One afternoon she said to me quietly:

“There is nothing behind you, Charles.”

I had looked back twice when passing along the bottom of a dry valley. The steep sides were clothed with patches of gorse, intersected by runways of silent turf. It was easy to come down from the top in short rushes quite unseen, until the range had closed to ten yards and that intent, dark face was smiling at my back. What went on ahead of me I did not care. The birds would give me warning.

I apologized for my restlessness.

“But you look as if you really expected something,” she said.

“A naturalist always does. The watcher begins to resemble the watched.”
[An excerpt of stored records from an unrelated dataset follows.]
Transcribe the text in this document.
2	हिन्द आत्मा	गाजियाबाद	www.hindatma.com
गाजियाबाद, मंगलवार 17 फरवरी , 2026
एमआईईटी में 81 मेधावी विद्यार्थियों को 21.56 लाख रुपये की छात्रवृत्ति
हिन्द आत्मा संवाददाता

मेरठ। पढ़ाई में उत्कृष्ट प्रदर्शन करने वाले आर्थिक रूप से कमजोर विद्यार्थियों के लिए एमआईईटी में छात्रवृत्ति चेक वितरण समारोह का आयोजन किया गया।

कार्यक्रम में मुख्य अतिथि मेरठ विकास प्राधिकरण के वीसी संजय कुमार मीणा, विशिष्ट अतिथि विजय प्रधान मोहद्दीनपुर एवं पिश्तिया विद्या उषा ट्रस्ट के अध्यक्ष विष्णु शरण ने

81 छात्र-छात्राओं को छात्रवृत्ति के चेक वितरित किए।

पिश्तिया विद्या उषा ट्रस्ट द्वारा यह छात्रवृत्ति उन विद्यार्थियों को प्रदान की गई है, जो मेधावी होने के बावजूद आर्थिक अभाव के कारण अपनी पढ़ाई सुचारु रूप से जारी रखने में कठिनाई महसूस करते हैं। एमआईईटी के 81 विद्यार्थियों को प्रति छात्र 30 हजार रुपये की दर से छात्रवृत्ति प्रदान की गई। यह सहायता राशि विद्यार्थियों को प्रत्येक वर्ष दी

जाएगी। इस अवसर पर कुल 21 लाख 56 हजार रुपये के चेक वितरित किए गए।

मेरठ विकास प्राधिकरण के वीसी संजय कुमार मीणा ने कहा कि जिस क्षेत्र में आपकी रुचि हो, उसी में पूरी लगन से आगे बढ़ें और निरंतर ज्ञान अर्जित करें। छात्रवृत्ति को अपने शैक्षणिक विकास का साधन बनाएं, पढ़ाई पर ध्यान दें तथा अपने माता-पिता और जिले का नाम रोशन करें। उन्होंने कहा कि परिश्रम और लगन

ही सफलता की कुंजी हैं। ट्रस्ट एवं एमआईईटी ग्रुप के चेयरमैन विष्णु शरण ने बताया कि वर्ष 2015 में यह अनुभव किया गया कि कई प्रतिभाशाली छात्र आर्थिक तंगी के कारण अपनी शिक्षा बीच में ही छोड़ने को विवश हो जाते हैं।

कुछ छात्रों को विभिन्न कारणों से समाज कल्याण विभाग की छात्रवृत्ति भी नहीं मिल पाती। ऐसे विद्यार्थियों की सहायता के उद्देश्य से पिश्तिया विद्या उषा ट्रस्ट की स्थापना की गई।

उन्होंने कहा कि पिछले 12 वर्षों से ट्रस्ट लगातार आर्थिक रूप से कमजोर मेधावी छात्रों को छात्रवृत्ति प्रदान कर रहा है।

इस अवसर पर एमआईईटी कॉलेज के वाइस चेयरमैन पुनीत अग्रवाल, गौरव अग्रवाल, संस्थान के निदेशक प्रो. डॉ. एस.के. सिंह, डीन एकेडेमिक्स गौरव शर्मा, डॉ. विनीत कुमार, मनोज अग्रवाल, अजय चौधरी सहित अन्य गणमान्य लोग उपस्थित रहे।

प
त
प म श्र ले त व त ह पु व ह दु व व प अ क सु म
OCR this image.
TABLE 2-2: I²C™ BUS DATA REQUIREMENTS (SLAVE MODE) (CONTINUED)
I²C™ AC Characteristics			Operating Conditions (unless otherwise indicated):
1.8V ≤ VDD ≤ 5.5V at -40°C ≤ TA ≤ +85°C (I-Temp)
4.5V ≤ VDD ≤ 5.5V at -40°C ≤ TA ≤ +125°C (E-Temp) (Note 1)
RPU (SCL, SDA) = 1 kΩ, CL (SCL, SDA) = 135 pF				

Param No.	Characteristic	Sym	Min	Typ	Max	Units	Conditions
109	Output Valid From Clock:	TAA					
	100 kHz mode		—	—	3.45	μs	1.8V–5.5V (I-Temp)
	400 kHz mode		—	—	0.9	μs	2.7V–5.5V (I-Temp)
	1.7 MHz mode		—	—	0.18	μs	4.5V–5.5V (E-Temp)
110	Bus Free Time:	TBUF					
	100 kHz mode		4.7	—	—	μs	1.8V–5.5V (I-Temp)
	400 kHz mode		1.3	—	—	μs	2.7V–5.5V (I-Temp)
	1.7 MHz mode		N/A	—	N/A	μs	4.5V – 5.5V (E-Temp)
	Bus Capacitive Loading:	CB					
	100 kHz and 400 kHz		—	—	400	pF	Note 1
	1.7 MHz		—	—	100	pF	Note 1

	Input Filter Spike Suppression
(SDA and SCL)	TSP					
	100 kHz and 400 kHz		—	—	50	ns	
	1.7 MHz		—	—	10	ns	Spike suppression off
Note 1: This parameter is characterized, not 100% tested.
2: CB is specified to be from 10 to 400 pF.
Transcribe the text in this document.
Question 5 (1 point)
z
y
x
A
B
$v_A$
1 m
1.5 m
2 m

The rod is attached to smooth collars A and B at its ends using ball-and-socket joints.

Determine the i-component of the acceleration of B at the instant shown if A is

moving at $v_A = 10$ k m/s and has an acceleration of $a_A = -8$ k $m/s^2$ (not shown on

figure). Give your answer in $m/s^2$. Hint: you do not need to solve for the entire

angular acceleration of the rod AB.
“Are animals afraid all the time?”

I answered that I did not think so — not in our sense of the word anyway — but that fear was never far from the surface, was acceptable and might even be enjoyable. Everything which preserves must in theory be enjoyable: mating, the satisfaction of hunger and the feeding of the young. A hare, for example, obviously triumphs in a narrow escape; you can see self-confidence in the easy gallop. Extreme danger is pleasurable to a few soldiers — even civilized, sensitive soldiers. And aren’t there young idiots in America who drive cars at each other down the center of the road to see who will get out of the way first?

“All the time, all around us,” I said, “Death is making his reconnaissance.”

“But it’s life which you are afraid of,” Benita replied.

“Because I look behind me?” I laughed.

She accepted that as just an unconscious gesture. I behaved as if I were haunted, she said, only because I was continually looking back into my life instead of forward. There was enough truth in the accusation for me to accept it without awkwardness.

But God knew the haunting was real enough! I had always the impression that I was being watched, though I now believe that at the moment I was not. Physically, that is. Death was at his headquarters, collecting the intelligence reports.

Only Benita saw anything wrong with me; her father did not. There was no reason why he should. The link between us —all the link I was admitting — was Nur Jehan. Since the horse fought Georgina and Benita, and Gillon when on his back was too indulgent, only I could begin to school him.

It was never fair to call the vicar impractical. What he lacked was capital, not common sense. He was a most lovable man, unaffected, fully able to hold the respect of his parishioners outside the church and their attention within it. His only worry —a severe worry —was Chipping Marton vicarage, which he could not even keep in proper repair. He was rightly determined that at least the garden should bring in an income to pay for the house.

“My dear Dennim,” he said to me once, “you are a man of the world. You would probably agree that I should be fully justified in turning the vicarage into a guesthouse or in using my leisure, such as it is, to practice some harmless form of commerce or home industry.”